Kafenin merdivenlerini çıkarken heyecandan buz kesmiş ellerimi paltomun ceplerine sokuşturdum. Son basamakta köşedeki ahşap masada onu otururken görmemle tökezlemem bir oldu. Ellerim cebimde olduğundan dengemi kaybettim, nerdeyse yere yüzü koyun kapaklanıyordum. Ve tabii ki, o da tam o anda benden yana bakıyordu. Daha ilk göz göze geldiğimizde yerin dibine geçmiştim. Yüzüme durumu kurtarmaya çalışır, belli belirsiz bir gülümseme astım. Heyecanıma bir de utanç duygusunu kattım ve ona doğru yürüdüm. Beni karşılamak için ayağa kalktı. Elimi ona doğru uzatırken dizimi de masaya çarpmayı becermiştim. Bir kahkaha attı ve havadaki elimi görmezden gelip bana sarıldı. Yanağıma değen dudaklarının sıcaklığı ile saçlarından içime işleyen parfümü başımı döndürdü. Bir sakarlık daha yapmamak için aceleyle karşısına oturdum. Kahve içiyordu, çay söyledim.
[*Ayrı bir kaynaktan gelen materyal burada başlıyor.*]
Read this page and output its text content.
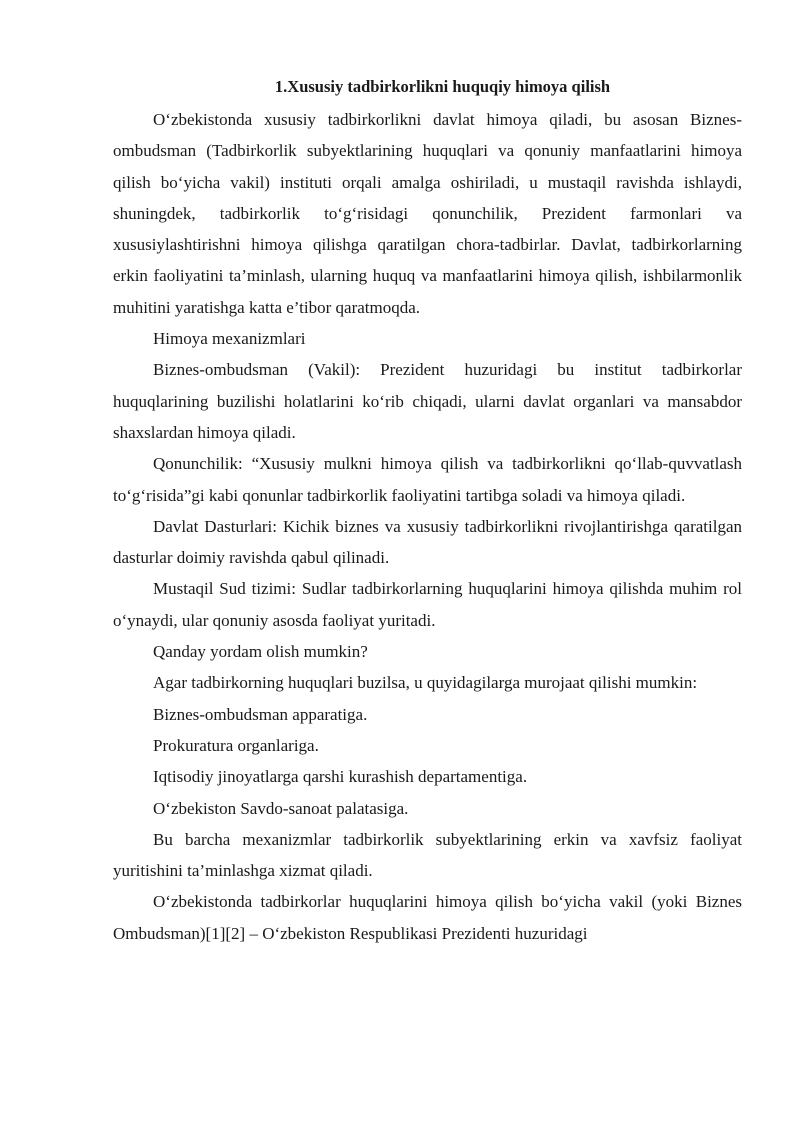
1.Xususiy tadbirkorlikni huquqiy himoya qilish

O‘zbekistonda xususiy tadbirkorlikni davlat himoya qiladi, bu asosan Biznes-ombudsman (Tadbirkorlik subyektlarining huquqlari va qonuniy manfaatlarini himoya qilish bo‘yicha vakil) instituti orqali amalga oshiriladi, u mustaqil ravishda ishlaydi, shuningdek, tadbirkorlik to‘g‘risidagi qonunchilik, Prezident farmonlari va xususiylashtirishni himoya qilishga qaratilgan chora-tadbirlar. Davlat, tadbirkorlarning erkin faoliyatini ta’minlash, ularning huquq va manfaatlarini himoya qilish, ishbilarmonlik muhitini yaratishga katta e’tibor qaratmoqda.

Himoya mexanizmlari

Biznes-ombudsman (Vakil): Prezident huzuridagi bu institut tadbirkorlar huquqlarining buzilishi holatlarini ko‘rib chiqadi, ularni davlat organlari va mansabdor shaxslardan himoya qiladi.

Qonunchilik: “Xususiy mulkni himoya qilish va tadbirkorlikni qo‘llab-quvvatlash to‘g‘risida”gi kabi qonunlar tadbirkorlik faoliyatini tartibga soladi va himoya qiladi.

Davlat Dasturlari: Kichik biznes va xususiy tadbirkorlikni rivojlantirishga qaratilgan dasturlar doimiy ravishda qabul qilinadi.

Mustaqil Sud tizimi: Sudlar tadbirkorlarning huquqlarini himoya qilishda muhim rol o‘ynaydi, ular qonuniy asosda faoliyat yuritadi.

Qanday yordam olish mumkin?

Agar tadbirkorning huquqlari buzilsa, u quyidagilarga murojaat qilishi mumkin:

Biznes-ombudsman apparatiga.

Prokuratura organlariga.

Iqtisodiy jinoyatlarga qarshi kurashish departamentiga.

O‘zbekiston Savdo-sanoat palatasiga.

Bu barcha mexanizmlar tadbirkorlik subyektlarining erkin va xavfsiz faoliyat yuritishini ta’minlashga xizmat qiladi.

O‘zbekistonda tadbirkorlar huquqlarini himoya qilish bo‘yicha vakil (yoki Biznes Ombudsman)[1][2] – O‘zbekiston Respublikasi Prezidenti huzuridagi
Bir sigara yaktı ve oraya gelirken taksi şoförüyle yaşadığı tartışmayı anlatmaya başladı. Onu dinliyordum ama hikayeyi takip edemiyordum. Sesinde enerji veren, sıcak bir tını vardı. Sanki kulağımdan girip beynime uğramadan bütün bedenimde dolanıyordu. Ritmi kalbimin ritmine karışmış damarlarımda geziniyordu. Yanağımda dudağının sıcaklığı gitmiş, yerine hafif bir ıslaklık kalmıştı.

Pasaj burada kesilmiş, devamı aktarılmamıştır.